Asongan buku ini menawarkan buku resep masakan, tuntunan shalat, kisah para nabi, perihalpijat refleksi, pengibatan herbal sampai buku motivasi Mario Teguh dan buku si Anak Singkong – Chairul Tanjung tentu dua buku terakhir ini bukan terbitan aslinya alias “Bajakan”.
Di tengah fenomena yang meramaikan minat baca masyarakat, kehadiran buku di dalam bis kota merupakan sebuah gejala yang menepis anggapan masyarakat yang tak membaca. Usaha gigih para pedagang asongan bukan tak ada yang membeli. Satu-dua penumpang bus ada yang tertarik dan berminat membeli. Sebuah realitas yang memberikan ruang baru bahwa bus antar kota dan bisa menjadi ruang persebaran buku.

Namun juga keadaan ini membuat tidak nyaman,sebab buku-buku yang ditawarkana dalah buku bajakan. Kenyataan yang menejlaskan bahwa para pembajak kian getol melakukan invasinya bukan hanya di toko buku, tetapi secara agresif memasuki ruang publik yang takpernah dipikirkan oleh penerbit buku.

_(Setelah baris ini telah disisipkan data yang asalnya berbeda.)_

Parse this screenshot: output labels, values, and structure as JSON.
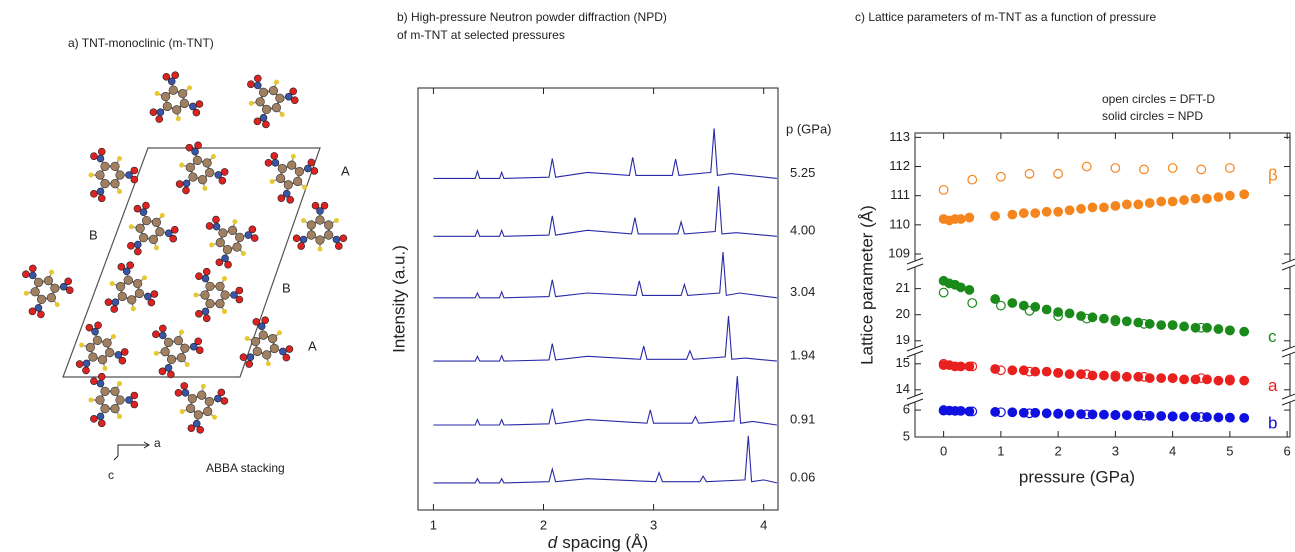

Dapat dibayangkan buku Mario Teguh yang aslinya seharga di atas 50ribu rupiah dalam bus hanya ditawarkan seharga 15 ribu.Buku Chairul Tanjung yang dibandrol 70.000 rupiah ditawarkan 40ribu rupiah.

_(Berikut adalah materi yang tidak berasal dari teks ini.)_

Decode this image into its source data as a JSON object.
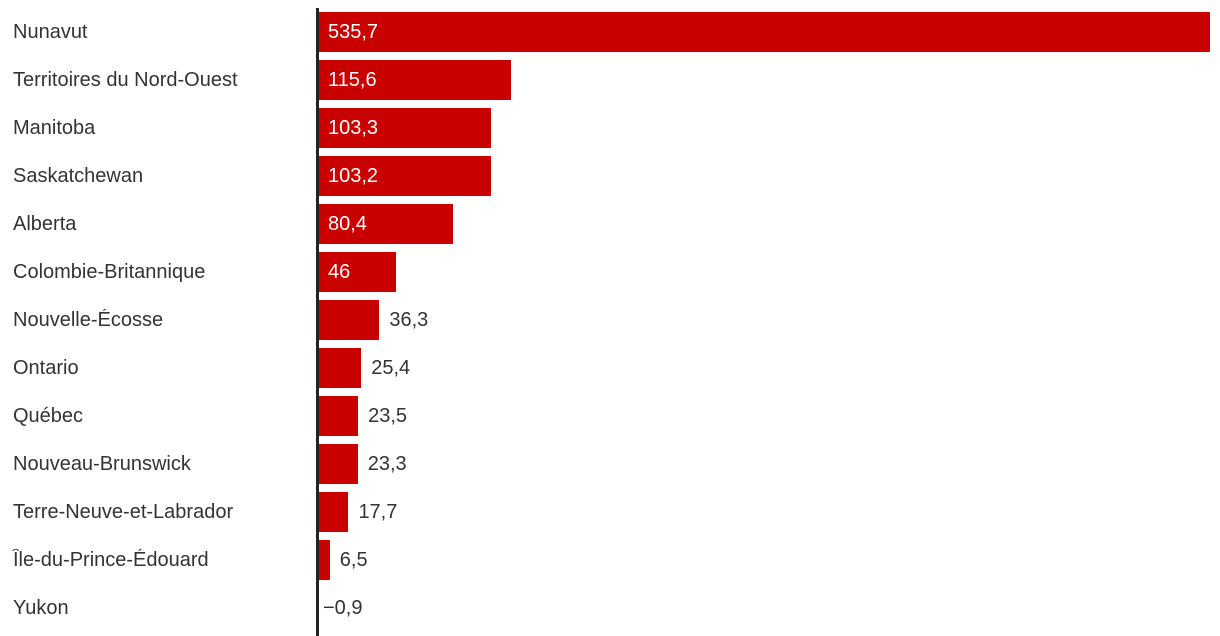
{
  "chart_data": {
    "type": "bar",
    "orientation": "horizontal",
    "title": "",
    "xlabel": "",
    "ylabel": "",
    "categories": [
      "Nunavut",
      "Territoires du Nord-Ouest",
      "Manitoba",
      "Saskatchewan",
      "Alberta",
      "Colombie-Britannique",
      "Nouvelle-Écosse",
      "Ontario",
      "Québec",
      "Nouveau-Brunswick",
      "Terre-Neuve-et-Labrador",
      "Île-du-Prince-Édouard",
      "Yukon"
    ],
    "values": [
      535.7,
      115.6,
      103.3,
      103.2,
      80.4,
      46,
      36.3,
      25.4,
      23.5,
      23.3,
      17.7,
      6.5,
      -0.9
    ],
    "value_labels": [
      "535,7",
      "115,6",
      "103,3",
      "103,2",
      "80,4",
      "46",
      "36,3",
      "25,4",
      "23,5",
      "23,3",
      "17,7",
      "6,5",
      "−0,9"
    ],
    "xlim": [
      0,
      541.7
    ],
    "grid": false,
    "legend": false,
    "colors": {
      "bar": "#c80000",
      "axis": "#222222",
      "category_text": "#333333",
      "value_text_inside": "#ffffff",
      "value_text_outside": "#333333",
      "background": "#ffffff"
    },
    "value_label_inside_threshold": 40
  }
}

Dapat dibayangkan berapa kerugian para penulis yang bukunya dibajak. Kondisi yang membaut penulis kian terpuruk karena hasil jerih payahnya dan keuntungannya dinikmati orang lain. Fakta yang menguatkan banyaknya pembajakan buku di negeri ini, tapi tak pernah dikenakan sangsi hukum yang tegas.

Di antara semangat menulis dan bercita-cita membuat buku, ternyata pembajak sudah mengintai di berbagai sudut dan siap mengambilalih buku-buku laris untuk dibajak dan mengambil keuntungan tanpa pernha memberikan royalti kepada penulisnya.(HR).